2. Replace pro-inflammatory foods with anti-inflammatory foods. Plant-based whole foods like fruits and vegetables, nuts and seeds, beans and lentils, whole grains, organic soybeans, green tea, and turmeric are all anti-inflammatory foods. Download my free guide to cancer-fighting foods to find a full list of recommendations.
3. Manage chronic stress. Because persistent psychological, physiological, and environmental stress are all associated with chronic inflammation and cancer, it’s important to manage stress with yoga, meditation, guided imagery, exercise, quality sleep, self-care, and other activities that bring you joy and peace of mind.

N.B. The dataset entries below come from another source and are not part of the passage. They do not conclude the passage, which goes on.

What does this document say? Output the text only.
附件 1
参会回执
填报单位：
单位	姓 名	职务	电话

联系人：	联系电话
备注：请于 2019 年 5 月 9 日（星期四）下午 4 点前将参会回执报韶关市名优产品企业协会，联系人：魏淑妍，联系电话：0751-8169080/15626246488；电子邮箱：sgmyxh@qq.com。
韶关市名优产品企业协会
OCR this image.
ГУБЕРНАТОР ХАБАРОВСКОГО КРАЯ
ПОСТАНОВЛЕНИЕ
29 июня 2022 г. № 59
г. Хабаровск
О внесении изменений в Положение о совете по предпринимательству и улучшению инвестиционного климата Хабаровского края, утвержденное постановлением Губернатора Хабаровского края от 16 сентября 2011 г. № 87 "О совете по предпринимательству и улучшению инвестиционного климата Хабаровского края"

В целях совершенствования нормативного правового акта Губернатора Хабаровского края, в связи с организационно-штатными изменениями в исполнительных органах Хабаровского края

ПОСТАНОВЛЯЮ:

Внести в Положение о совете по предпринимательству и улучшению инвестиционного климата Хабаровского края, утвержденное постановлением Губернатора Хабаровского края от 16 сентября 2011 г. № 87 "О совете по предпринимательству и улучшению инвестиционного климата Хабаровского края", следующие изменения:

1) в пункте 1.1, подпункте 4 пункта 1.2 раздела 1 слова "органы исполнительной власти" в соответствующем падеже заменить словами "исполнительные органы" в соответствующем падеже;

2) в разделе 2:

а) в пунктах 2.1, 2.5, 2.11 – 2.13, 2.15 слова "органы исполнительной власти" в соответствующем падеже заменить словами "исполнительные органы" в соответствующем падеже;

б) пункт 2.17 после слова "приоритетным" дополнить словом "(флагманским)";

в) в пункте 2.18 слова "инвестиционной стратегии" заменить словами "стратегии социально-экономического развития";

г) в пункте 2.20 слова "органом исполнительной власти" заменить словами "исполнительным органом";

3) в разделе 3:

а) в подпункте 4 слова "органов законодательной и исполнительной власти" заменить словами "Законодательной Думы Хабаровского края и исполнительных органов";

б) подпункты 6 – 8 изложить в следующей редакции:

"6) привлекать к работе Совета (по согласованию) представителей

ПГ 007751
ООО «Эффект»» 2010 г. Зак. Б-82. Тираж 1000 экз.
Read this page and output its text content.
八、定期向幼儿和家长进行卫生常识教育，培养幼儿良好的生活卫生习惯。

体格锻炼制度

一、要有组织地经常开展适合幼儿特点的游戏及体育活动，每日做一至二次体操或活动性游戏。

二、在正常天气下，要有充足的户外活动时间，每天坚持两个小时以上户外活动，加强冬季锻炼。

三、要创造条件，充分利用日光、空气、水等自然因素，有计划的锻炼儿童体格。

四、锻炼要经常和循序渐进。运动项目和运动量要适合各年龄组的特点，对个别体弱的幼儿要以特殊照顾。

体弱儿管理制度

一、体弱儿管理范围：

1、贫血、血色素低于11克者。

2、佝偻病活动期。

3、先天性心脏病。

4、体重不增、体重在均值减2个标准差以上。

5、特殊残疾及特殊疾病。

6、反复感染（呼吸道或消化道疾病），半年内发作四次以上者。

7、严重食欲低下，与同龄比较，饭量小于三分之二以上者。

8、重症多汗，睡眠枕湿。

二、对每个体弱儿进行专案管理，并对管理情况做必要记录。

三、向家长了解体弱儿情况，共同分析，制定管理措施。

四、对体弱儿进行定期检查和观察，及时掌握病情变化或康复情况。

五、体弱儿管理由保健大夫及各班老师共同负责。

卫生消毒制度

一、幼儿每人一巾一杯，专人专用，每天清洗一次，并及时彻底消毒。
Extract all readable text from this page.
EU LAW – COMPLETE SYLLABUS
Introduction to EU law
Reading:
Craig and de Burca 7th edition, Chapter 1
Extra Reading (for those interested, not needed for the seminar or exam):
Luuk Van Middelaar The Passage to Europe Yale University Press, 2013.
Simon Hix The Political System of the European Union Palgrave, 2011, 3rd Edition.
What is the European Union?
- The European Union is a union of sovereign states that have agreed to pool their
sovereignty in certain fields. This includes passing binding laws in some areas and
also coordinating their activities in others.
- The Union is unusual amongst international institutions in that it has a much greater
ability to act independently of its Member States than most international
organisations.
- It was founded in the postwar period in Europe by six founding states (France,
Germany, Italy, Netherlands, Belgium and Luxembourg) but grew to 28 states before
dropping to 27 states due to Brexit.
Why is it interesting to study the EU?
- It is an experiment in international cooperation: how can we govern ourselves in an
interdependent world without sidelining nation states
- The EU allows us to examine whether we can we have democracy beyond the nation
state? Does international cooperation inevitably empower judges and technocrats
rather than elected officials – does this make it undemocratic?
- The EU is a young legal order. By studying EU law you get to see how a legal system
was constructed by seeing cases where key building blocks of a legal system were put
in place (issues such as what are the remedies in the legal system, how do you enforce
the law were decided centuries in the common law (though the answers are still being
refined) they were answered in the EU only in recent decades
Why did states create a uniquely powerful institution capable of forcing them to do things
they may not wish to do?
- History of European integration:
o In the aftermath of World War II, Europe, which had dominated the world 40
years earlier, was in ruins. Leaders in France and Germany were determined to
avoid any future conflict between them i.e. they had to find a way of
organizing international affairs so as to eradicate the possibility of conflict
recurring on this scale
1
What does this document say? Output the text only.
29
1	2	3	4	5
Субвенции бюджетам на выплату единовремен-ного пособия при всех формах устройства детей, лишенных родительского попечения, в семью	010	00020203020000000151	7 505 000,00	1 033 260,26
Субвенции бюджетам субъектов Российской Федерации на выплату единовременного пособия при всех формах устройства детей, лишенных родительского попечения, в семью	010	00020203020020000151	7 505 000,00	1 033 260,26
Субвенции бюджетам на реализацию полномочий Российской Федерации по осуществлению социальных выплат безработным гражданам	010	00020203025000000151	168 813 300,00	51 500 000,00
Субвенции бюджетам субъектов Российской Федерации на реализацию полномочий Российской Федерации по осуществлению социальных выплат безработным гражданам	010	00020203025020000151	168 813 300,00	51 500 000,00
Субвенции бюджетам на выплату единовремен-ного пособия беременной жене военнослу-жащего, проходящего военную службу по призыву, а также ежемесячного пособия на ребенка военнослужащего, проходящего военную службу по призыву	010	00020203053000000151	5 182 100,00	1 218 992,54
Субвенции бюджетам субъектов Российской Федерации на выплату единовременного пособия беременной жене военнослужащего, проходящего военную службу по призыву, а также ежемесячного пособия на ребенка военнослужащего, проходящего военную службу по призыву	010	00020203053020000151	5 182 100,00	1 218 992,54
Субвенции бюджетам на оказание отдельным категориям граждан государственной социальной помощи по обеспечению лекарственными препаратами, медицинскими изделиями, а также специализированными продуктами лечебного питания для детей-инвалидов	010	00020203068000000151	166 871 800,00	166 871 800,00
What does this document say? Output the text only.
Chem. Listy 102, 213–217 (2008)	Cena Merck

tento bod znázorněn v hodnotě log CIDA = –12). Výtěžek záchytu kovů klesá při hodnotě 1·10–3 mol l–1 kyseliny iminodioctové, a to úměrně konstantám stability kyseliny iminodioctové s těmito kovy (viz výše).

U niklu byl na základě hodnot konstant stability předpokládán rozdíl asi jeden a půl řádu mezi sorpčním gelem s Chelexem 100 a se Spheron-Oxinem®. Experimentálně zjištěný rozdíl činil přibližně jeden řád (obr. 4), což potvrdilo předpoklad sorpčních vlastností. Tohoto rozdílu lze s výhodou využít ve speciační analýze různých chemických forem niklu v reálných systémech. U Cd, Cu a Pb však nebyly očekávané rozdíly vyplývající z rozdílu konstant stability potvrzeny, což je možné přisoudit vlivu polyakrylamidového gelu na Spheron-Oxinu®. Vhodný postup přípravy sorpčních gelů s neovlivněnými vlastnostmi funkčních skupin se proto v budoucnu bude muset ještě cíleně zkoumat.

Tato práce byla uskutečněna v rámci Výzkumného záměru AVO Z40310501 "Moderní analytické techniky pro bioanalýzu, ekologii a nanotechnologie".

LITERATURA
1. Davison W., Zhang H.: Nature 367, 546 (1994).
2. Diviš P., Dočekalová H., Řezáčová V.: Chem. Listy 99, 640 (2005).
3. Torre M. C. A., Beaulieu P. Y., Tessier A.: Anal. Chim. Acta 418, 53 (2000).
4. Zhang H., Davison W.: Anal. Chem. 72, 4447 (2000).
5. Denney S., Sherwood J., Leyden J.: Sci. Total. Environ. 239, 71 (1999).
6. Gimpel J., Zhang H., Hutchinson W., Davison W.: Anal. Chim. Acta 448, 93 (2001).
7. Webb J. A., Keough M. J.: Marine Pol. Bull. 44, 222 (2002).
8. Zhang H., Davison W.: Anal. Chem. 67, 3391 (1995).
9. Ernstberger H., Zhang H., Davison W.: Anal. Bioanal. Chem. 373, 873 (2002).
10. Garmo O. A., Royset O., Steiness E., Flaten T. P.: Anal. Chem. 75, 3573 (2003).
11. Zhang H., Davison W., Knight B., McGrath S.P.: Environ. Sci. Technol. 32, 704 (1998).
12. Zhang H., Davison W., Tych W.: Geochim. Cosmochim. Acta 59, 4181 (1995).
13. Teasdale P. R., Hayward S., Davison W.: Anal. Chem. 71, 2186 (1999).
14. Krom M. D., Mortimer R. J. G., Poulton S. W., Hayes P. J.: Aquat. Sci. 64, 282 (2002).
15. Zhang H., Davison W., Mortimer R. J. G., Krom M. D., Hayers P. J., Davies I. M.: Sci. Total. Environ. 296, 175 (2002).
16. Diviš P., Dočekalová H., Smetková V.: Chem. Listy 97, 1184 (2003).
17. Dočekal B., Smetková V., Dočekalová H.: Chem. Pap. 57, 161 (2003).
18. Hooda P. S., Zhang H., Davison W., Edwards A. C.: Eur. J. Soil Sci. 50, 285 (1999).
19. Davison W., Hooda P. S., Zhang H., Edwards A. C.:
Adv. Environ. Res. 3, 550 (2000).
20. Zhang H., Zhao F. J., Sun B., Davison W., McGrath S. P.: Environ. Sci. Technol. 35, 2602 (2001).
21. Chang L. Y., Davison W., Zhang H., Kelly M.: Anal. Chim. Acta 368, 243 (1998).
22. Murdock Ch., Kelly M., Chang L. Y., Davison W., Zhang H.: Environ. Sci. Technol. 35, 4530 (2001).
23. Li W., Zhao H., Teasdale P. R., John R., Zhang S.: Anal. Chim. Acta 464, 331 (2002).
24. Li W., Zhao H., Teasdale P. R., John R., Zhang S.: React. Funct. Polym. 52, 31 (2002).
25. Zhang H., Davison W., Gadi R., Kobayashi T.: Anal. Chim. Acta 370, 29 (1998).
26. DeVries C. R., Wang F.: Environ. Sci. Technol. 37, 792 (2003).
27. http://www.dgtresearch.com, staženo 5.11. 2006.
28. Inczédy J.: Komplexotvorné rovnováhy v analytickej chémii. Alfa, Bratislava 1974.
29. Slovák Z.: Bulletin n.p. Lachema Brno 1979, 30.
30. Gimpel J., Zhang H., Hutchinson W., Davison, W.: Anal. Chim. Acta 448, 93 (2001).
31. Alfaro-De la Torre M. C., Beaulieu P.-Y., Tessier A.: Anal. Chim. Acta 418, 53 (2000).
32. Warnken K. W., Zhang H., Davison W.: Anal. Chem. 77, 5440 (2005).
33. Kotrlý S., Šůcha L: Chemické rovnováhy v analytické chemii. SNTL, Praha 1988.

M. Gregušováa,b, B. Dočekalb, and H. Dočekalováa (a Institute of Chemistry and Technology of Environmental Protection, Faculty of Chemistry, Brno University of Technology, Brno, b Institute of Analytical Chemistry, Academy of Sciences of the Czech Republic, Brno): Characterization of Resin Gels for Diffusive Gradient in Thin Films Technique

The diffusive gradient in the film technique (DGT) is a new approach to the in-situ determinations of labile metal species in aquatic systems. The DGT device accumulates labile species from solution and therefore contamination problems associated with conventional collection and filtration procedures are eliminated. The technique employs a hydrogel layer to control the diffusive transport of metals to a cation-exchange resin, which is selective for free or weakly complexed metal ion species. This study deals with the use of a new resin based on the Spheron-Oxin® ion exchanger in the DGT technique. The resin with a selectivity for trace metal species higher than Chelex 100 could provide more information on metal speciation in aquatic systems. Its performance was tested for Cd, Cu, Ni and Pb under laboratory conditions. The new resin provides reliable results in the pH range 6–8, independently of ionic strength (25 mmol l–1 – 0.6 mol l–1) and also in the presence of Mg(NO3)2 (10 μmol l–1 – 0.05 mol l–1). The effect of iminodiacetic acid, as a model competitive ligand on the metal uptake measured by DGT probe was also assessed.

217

4. Exercise and maintain a healthy weight. Though obesity and excess body fat are also associated with chronic inflammation and cancer, eating an anti-inflammatory diet, managing stress, and exercising regularly can all help with maintaining a healthy weight and reducing chronic inflammation. Just one 20 minute-session of moderate-intensity exercise has anti-inflammatory effects on the body; brisk walking, using a treadmill, water aerobics, riding a bike, and playing tennis all count!
Chronic inflammation is incredibly dangerous to our health and well-being, there’s no question there. But the good news is that adopting an anti-cancer diet and lifestyle can combat inflammation in the body and reduce our risk of chronic diseases such as cancer.